- Quarterly gules and azure over all a cross engrailed ermine
- Creation date: 5 May 1620
- Created by: James I
- Baronetage: Baronetage of England
- First holder: Richard Berney
- Present holder: Sir Julian Berney, 11th Baronet
- Heir apparent: William Berney
- Status: Extant
- Former seats: Park Hall Barton Bendish Hall
- Motto: Nil temere, neque timore ("Nothing with rashness or fear")

= Berney baronets =

Title in the Baronetage of England

The Berney Baronetcy, of Park Hall in Reedham in the County of Norfolk, is a title in the Baronetage of England. It was created on 5 May 1620 for Richard Berney, Sheriff of Norfolk in 1622.

== Family history ==
The Berney (Barney) name comes from that place which is in the hundred of North Greenhow, Norfolk, and is recorded as Berlej in the Domesday Book. The family can be traced back to Sir Thomas de Berney, who in the reign of Edward III, acquired the manor of Reedham through his marriage with Margaret, daughter and heir of William de Reedham. His descendant Henry Berney (died 1584) moved the family seat from near Reedham Church, and built Reedham Hall within a park. It was also known as Park Hall. It was sold in 1696 and gutted in a fire in 1750.

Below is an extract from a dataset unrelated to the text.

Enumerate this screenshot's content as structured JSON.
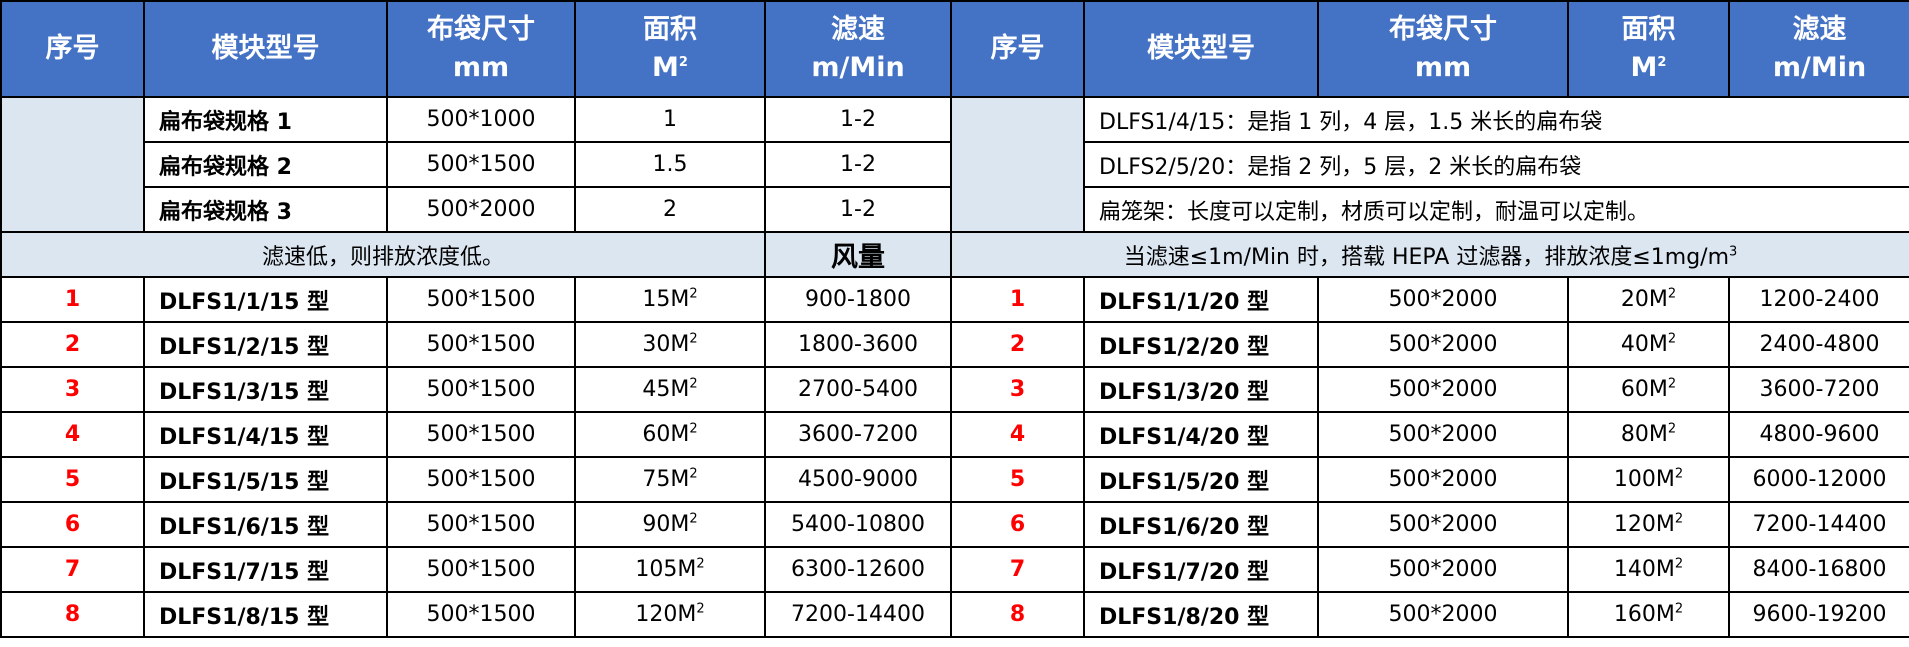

Henry's eldest son, Sir Richard Berney, was Sheriff of Norfolk in 1610. He married Juliana, daughter of judge Sir Thomas Gawdy of Redenhall. Their son Sir Richard Berney, 1st Baronet (died 1668) was created a baronet in 1620. Another son Thomas Berney was High Sheriff of Norfolk in 1647 and the ancestor of the Berneys of Morton Hall in Broadland, Norfolk.

The 1st Baronet married Anne Smallpage of Chichester. He left all his estates in Reedham not to his eldest son and heir, the second Baronet, but to his second son, Richard.

The 6th Baronet was Sheriff of Norwich in 1762.

The 7th Baronet, Sir John Berney, married Lady Henrietta Neville, daughter of George Neville, 1st Earl of Abergavenny in 1779.

The 8th Baronet, Sir Hanson Berney, oversaw the renovation and extension of Barton Bendish Hall, the family seat. Designed by James & Turner of Norwich, the existing east wing was renovated and the south-west double wing was added in 1865. Sir Hanson also established the village pub known today as The Berney Arms.

Sir Henry Hanson Berney, 9th Baronet, married Jane Dorothy Bloxam, daughter of the Rev. Andrew Bloxam. Lady Berney survived her husband, dying in December 1921. Amongst her mourners was her daughter, Mrs H.D. Middleton and her grandson, Sir Thomas Reedham Berney, 10th Baronet, the baronetcy having passed to him following the death of his father, Captain Thomas Hugh Berney, 2nd West Yorkshires in the Second Boer War. His son John Reedham Erskine Berney married Hon. Jean Davina Stuart, daughter of James Stuart, 1st Viscount, on 27 July 1951. John Reedham Erskine Berney died on 24 July 1952 at age 23 at Korea, killed in action. The 10th Baronet died in 1975.

==Berney Baronets, of Parkehall (1620)==
- Sir Richard Berney, 1st Baronet (died 1668)
- Sir Thomas Berney, 2nd Baronet (died 1693)
- Sir Richard Berney, 3rd Baronet (died 1706)
- Sir Richard Berney, 4th Baronet (1688–1710)
- Sir Thomas Berney, 5th Baronet (died 1742)
- Sir Hanson Berney, 6th Baronet (died 1778)
- Sir John Berney, 7th Baronet (1757–1825)
- Sir Hanson Berney, 8th Baronet (1780–1870)
- Sir Henry Hanson Berney, 9th Baronet (1843–1907)
  - Thomas Hugh Berney (died 1900)
- Sir Thomas Reedham Berney, 10th Baronet (1893–1975)
- Sir Julian Reedham Stuart Berney, 11th Baronet (born 1952)

The heir apparent to the baronetcy is William Reedham John Berney (born 1980), eldest son of the 11th Baronet.